In this blog post, we’ll be:

• configuring a virtual network topology in Azure in the “hub and spoke model”
• deploying an example resource (a Key Vault) in our spoke network
  • restricting access to the Key Vault using a private endpoint connection so that it is only accessible inside the vnet
• configuring a DNS forwarder running Debian + Unbound in the hub network for resolving the private DNS name of the Key Vault
• configuring a Basic SKU Virtual Network Gateway
• configuring a Windows client to connect to the Basic VPN Gateway in a point-to-site configuration so it has access to the Key Vault through the private endpoint

Why?

A hub and spoke network with private endpoints for restricting access to various Azure PaaS resources is a fairly common architecture, but there are a few parts of it that lead to unnecessary costs: namely the PaaS private DNS resolver and the Virtual Network Gateway in its non-Basic SKUs, such as VpnGw1.
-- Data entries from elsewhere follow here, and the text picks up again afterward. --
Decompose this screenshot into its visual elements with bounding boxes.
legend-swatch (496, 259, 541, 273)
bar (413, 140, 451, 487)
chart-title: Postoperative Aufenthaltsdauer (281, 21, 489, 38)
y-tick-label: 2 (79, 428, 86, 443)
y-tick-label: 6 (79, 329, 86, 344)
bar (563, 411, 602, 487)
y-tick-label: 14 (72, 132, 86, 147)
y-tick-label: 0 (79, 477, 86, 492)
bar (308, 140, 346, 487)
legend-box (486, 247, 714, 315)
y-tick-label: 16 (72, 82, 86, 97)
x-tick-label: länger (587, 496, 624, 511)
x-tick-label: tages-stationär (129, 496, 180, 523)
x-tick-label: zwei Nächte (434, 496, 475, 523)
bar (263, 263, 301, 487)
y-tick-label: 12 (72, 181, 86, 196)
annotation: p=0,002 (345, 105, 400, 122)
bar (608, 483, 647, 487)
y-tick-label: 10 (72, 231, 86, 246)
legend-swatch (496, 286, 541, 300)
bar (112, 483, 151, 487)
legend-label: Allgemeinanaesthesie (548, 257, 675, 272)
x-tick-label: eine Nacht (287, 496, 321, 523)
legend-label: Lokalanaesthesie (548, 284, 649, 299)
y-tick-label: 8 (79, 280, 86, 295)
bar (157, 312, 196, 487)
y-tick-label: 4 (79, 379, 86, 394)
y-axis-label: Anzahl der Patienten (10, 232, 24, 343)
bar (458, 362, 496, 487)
The primary purpose of this post is to document how I’ve achieved this architecture using the Virtual Network Gateway Basic SKU, which saves ~£80/month over the VpnGw1 SKU. It also saves the PaaS private DNS resolver costs by using a lightweight VM.

Create hub network

We’ll start by creating our “hub” network, called vnetHSTestConnectivity in my case.

We’ll be using the 172.16.0.0/24 range for this network.
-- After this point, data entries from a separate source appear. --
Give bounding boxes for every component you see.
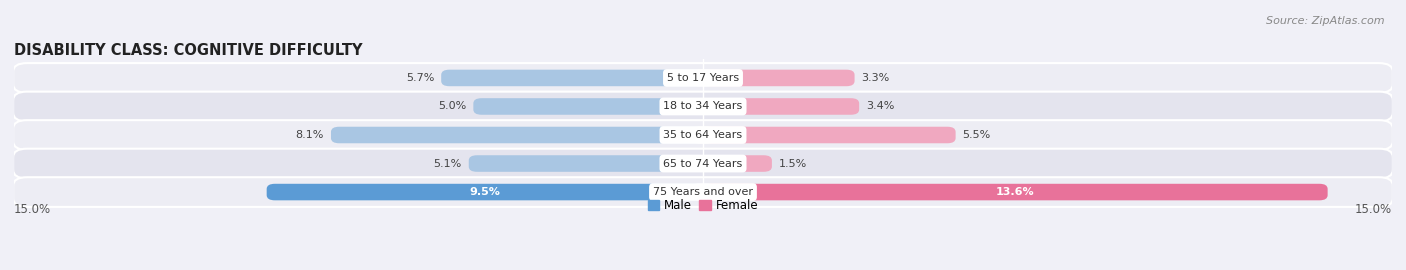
Text: 5.5%: 5.5% (963, 130, 991, 140)
FancyBboxPatch shape (703, 155, 772, 172)
Text: 5.1%: 5.1% (433, 158, 461, 168)
Text: 3.4%: 3.4% (866, 102, 894, 112)
Text: 15.0%: 15.0% (14, 203, 51, 216)
Text: 8.1%: 8.1% (295, 130, 323, 140)
FancyBboxPatch shape (13, 63, 1393, 93)
Text: 1.5%: 1.5% (779, 158, 807, 168)
Text: 35 to 64 Years: 35 to 64 Years (664, 130, 742, 140)
Text: 15.0%: 15.0% (1355, 203, 1392, 216)
FancyBboxPatch shape (13, 177, 1393, 207)
Text: DISABILITY CLASS: COGNITIVE DIFFICULTY: DISABILITY CLASS: COGNITIVE DIFFICULTY (14, 43, 363, 58)
Text: 5.0%: 5.0% (439, 102, 467, 112)
FancyBboxPatch shape (703, 184, 1327, 200)
Text: 3.3%: 3.3% (862, 73, 890, 83)
FancyBboxPatch shape (474, 98, 703, 115)
Legend: Male, Female: Male, Female (643, 194, 763, 217)
Text: 18 to 34 Years: 18 to 34 Years (664, 102, 742, 112)
Text: 75 Years and over: 75 Years and over (652, 187, 754, 197)
FancyBboxPatch shape (330, 127, 703, 143)
FancyBboxPatch shape (703, 98, 859, 115)
FancyBboxPatch shape (13, 120, 1393, 150)
Text: 13.6%: 13.6% (995, 187, 1035, 197)
FancyBboxPatch shape (13, 149, 1393, 178)
FancyBboxPatch shape (703, 127, 956, 143)
FancyBboxPatch shape (468, 155, 703, 172)
FancyBboxPatch shape (13, 92, 1393, 121)
FancyBboxPatch shape (703, 70, 855, 86)
Text: 65 to 74 Years: 65 to 74 Years (664, 158, 742, 168)
Text: 5.7%: 5.7% (406, 73, 434, 83)
Text: 9.5%: 9.5% (470, 187, 501, 197)
Text: Source: ZipAtlas.com: Source: ZipAtlas.com (1267, 16, 1385, 26)
FancyBboxPatch shape (441, 70, 703, 86)
FancyBboxPatch shape (267, 184, 703, 200)
Text: 5 to 17 Years: 5 to 17 Years (666, 73, 740, 83)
We will make the default subnet smaller, a /26, and add a gateway subnet after it:

Subnet Name	Range
default	172.16.0.0/26
GatewaySubnet	172.16.0.64/27

Create “Dev” spoke network

Our spoke network will be considered the “Dev” network, and called vnetHSTestDev.

Here, we’ll use the next /24 block for IP addressing, 172.16.1.0/24.
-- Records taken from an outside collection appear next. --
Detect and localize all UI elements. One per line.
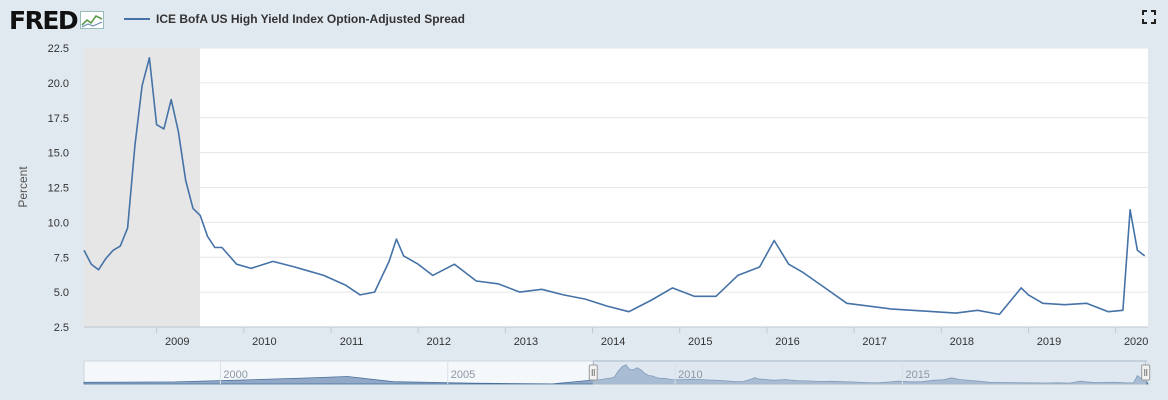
y-tick-label: 12.5	[48, 183, 69, 195]
fred-graph-icon	[80, 11, 105, 29]
y-tick-label: 2.5	[54, 322, 69, 334]
navigator-year-label: 2000	[223, 369, 247, 381]
y-tick-label: 10.0	[48, 217, 69, 229]
x-axis-ticks: 2009 2010 2011 2012 2013 2014 2015 2016 2017 2018…	[156, 327, 1148, 348]
x-tick-label: 2020	[1124, 336, 1148, 348]
x-tick-label: 2013	[514, 336, 538, 348]
x-tick-label: 2012	[427, 336, 451, 348]
y-axis-ticks: 2.5 5.0 7.5 10.0 12.5 15.0 17.5 20.0 22.5	[48, 43, 69, 334]
y-axis-label: Percent	[16, 166, 30, 208]
y-tick-label: 22.5	[48, 43, 69, 55]
y-tick-label: 5.0	[54, 287, 69, 299]
navigator-selection	[592, 360, 1147, 385]
x-tick-label: 2019	[1037, 336, 1061, 348]
x-tick-label: 2016	[775, 336, 799, 348]
navigator-year-label: 2010	[678, 369, 702, 381]
fred-logo[interactable]: FRED	[9, 5, 105, 35]
y-tick-label: 17.5	[48, 113, 69, 125]
x-tick-label: 2014	[601, 336, 625, 348]
navigator-left-handle[interactable]	[588, 364, 598, 381]
x-tick-label: 2017	[862, 336, 886, 348]
navigator-series	[83, 364, 1149, 385]
handle-body	[1141, 364, 1151, 381]
y-tick-label: 15.0	[48, 148, 69, 160]
x-tick-label: 2018	[950, 336, 974, 348]
navigator-right-handle[interactable]	[1141, 364, 1151, 381]
legend-label: ICE BofA US High Yield Index Option-Adju…	[156, 12, 465, 26]
fred-logo-text: FRED	[9, 5, 79, 35]
legend-swatch	[124, 18, 150, 20]
x-tick-label: 2011	[340, 336, 364, 348]
x-tick-label: 2009	[165, 336, 189, 348]
expand-icon[interactable]	[1142, 10, 1156, 24]
x-tick-label: 2015	[688, 336, 712, 348]
chart-header: FRED ICE BofA US High Yield Index Option…	[0, 0, 1168, 40]
y-tick-label: 20.0	[48, 78, 69, 90]
range-navigator[interactable]: 2000 2005 2010 2015	[83, 360, 1151, 385]
y-tick-label: 7.5	[54, 252, 69, 264]
series-line	[83, 57, 1146, 316]
chart-legend: ICE BofA US High Yield Index Option-Adju…	[124, 12, 465, 26]
x-tick-label: 2010	[252, 336, 276, 348]
handle-body	[588, 364, 598, 381]
navigator-year-label: 2005	[451, 369, 475, 381]
navigator-year-label: 2015	[905, 369, 929, 381]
Peer the Connectivity (hub) and Dev (spoke) networks

We need to peer the two networks. In the vnet configuration, go to Peerings and Add:

We need to do this on both ends of the connection, so for both vnets:

Deploy a Basic SKU VPN Gateway in the Connectivity (Hub) network

The Basic SKU cannot be selected in the Azure Portal UI, so we’ll need to deploy by PowerShell. Let’s deploy this via the cloud shell. We will need to select switch to PowerShell if the shell starts in bash.

The script to run is in my GitHub repository for this post, and is adapted from this comment in the azure-docs repository (thanks to Gitarani Sharma).

(I quickly used vim to paste in the script contents and run it, but you can also use the cloud shell’s Manage files > Upload to get the PowerShell script into the cloud shell environment so that you can run it.)

Build a VPN client machine

The machine that will connect into this virtual network and access the key vault will also be another Azure VM. This doesn’t need to be in Azure at all — I’ve done it just for convenience’s sake; it’s a mighty quick way to build a Windows VM! In a real environment, this is likely to be your development machine that you’re using to develop whatever Azure solution you’re building.

Note that the VPN client machine lives entirely outside the vnets we have created — the point is that this machine is remote and connects via the VPN!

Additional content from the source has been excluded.